Глаза Татьяны горели, как адское пламя.
– О, ты это сделаешь, – прошипела она. – У тебя просто нет выхода. Сила на моей стороне. У тебя нет выбора, Грейс Блэкторн.
«Нет выбора». Только в эту минуту Грейс поняла, почему мать выпросила для нее у демона власть над мужчинами, но не над женщинами. Не потому, что женщины якобы не имеют влияния в обществе. Она боялась, что Грейс сможет при желании подчинить своей воле ее, Татьяну.

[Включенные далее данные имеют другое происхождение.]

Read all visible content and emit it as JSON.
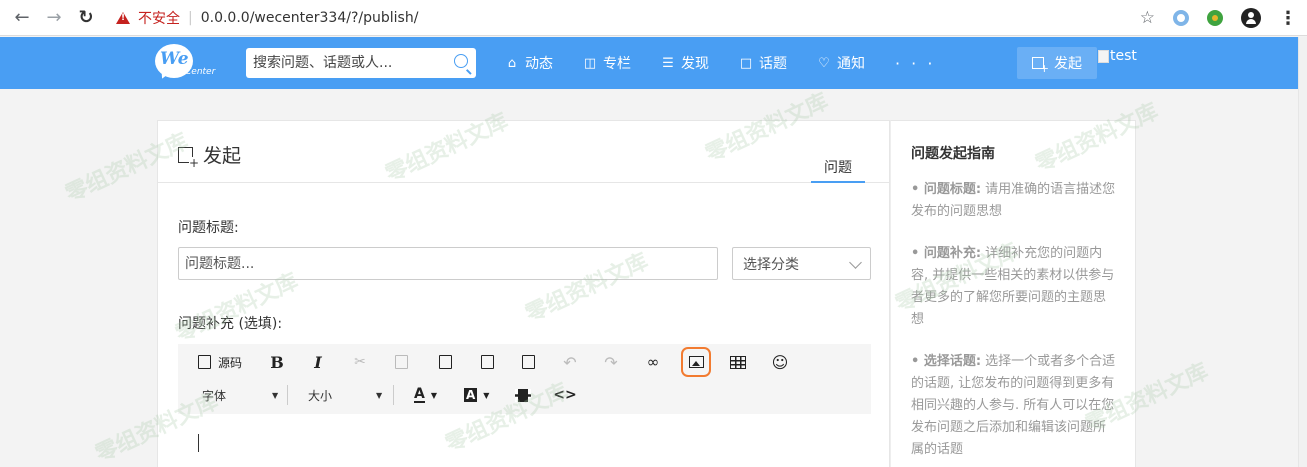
{
  "browser": {
    "security_label": "不安全",
    "url": "0.0.0.0/wecenter334/?/publish/"
  },
  "header": {
    "logo_we": "We",
    "logo_center": "Center",
    "search_placeholder": "搜索问题、话题或人...",
    "nav": [
      {
        "label": "动态",
        "icon": "home-icon"
      },
      {
        "label": "专栏",
        "icon": "column-icon"
      },
      {
        "label": "发现",
        "icon": "list-icon"
      },
      {
        "label": "话题",
        "icon": "topic-icon"
      },
      {
        "label": "通知",
        "icon": "bell-icon"
      }
    ],
    "more": "· · ·",
    "publish_label": "发起",
    "avatar_alt": "test"
  },
  "main": {
    "title": "发起",
    "tab": "问题",
    "question_title_label": "问题标题:",
    "question_title_placeholder": "问题标题...",
    "category_label": "选择分类",
    "detail_label": "问题补充 (选填):",
    "toolbar": {
      "source_label": "源码",
      "bold": "B",
      "italic": "I",
      "font_label": "字体",
      "size_label": "大小",
      "font_color": "A",
      "bg_color": "A",
      "code_label": "<>"
    }
  },
  "sidebar": {
    "title": "问题发起指南",
    "guides": [
      {
        "key": "• 问题标题:",
        "text": " 请用准确的语言描述您发布的问题思想"
      },
      {
        "key": "• 问题补充:",
        "text": " 详细补充您的问题内容, 并提供一些相关的素材以供参与者更多的了解您所要问题的主题思想"
      },
      {
        "key": "• 选择话题:",
        "text": " 选择一个或者多个合适的话题, 让您发布的问题得到更多有相同兴趣的人参与. 所有人可以在您发布问题之后添加和编辑该问题所属的话题"
      }
    ]
  },
  "watermark": "零组资料文库",
  "colors": {
    "brand": "#499ef3",
    "highlight": "#f27b30",
    "insecure": "#c5221f"
  }
}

Грейс показалось, что она сейчас оглохнет – таким сильным был шум в ушах. Она сделала три шага, остановилась в паре дюймов от зеркала и ухмыляющегося лица матери. Взяла тяжелую серебряную щетку для волос и в последний раз взглянула в эти дьявольские глаза.
Потом вскрикнула и с силой ударила по зеркалу. Стекло разлетелось вдребезги, осколки посыпались на пол, и изображение Татьяны исчезло. Рыдая, Грейс бросилась прочь из комнаты.
Закрыв дверь за Томасом и остальными, Джеймс, наконец, вздохнул с облегчением. Была ясная, холодная ночь; на безоблачном небе поблескивали звезды. Луна походила на одинокий фонарь на вершине сторожевой башни; деревья, чугунные прутья ограды и проезжавшие мимо дома кареты отбрасывали на девственно-чистый снег четкие угольно-черные тени.
Джеймс не знал, сможет ли сегодня уснуть, но уже не боялся кошмаров. Он смертельно устал, глаза щипало, как будто под веки набились металлические опилки, в горле пересохло, но, несмотря на это, он ощущал возбуждение, радостное предвкушение чего-то восхитительного, неизведанного. Впервые со вчерашнего дня он остался в этом доме наедине с Корделией.
Он запер входную дверь и вернулся в гостиную. Огонь в камине почти погас. Корделия по-прежнему сидела на диване; когда Джеймс вошел, она как раз поправляла прическу. Остановившись на пороге, он молча любовался багровыми локонами, упавшими ей на грудь. Они отливали золотом в свете ламп. Ее волосы были прекрасны, прекрасны были ее изящные сильные руки, ее запястья, тонкая талия, ее шея и грудь, каждая черточка ее внешности, каждое движение. Лучше ее не было на всем белом свете.
– Маргаритка, – произнес Джеймс.
Корделия поправила последний гребень, опустила руки и повернула к нему голову. Во взгляде ее он увидел глубокую печаль. Наверное, такое лицо было у нее, когда ей причиняли боль поступки отца и брата, когда она не знала, к кому обратиться, у кого спросить совета, чувствовала себя одинокой и несчастной. С ранней юности она несла это бремя молча, без слез.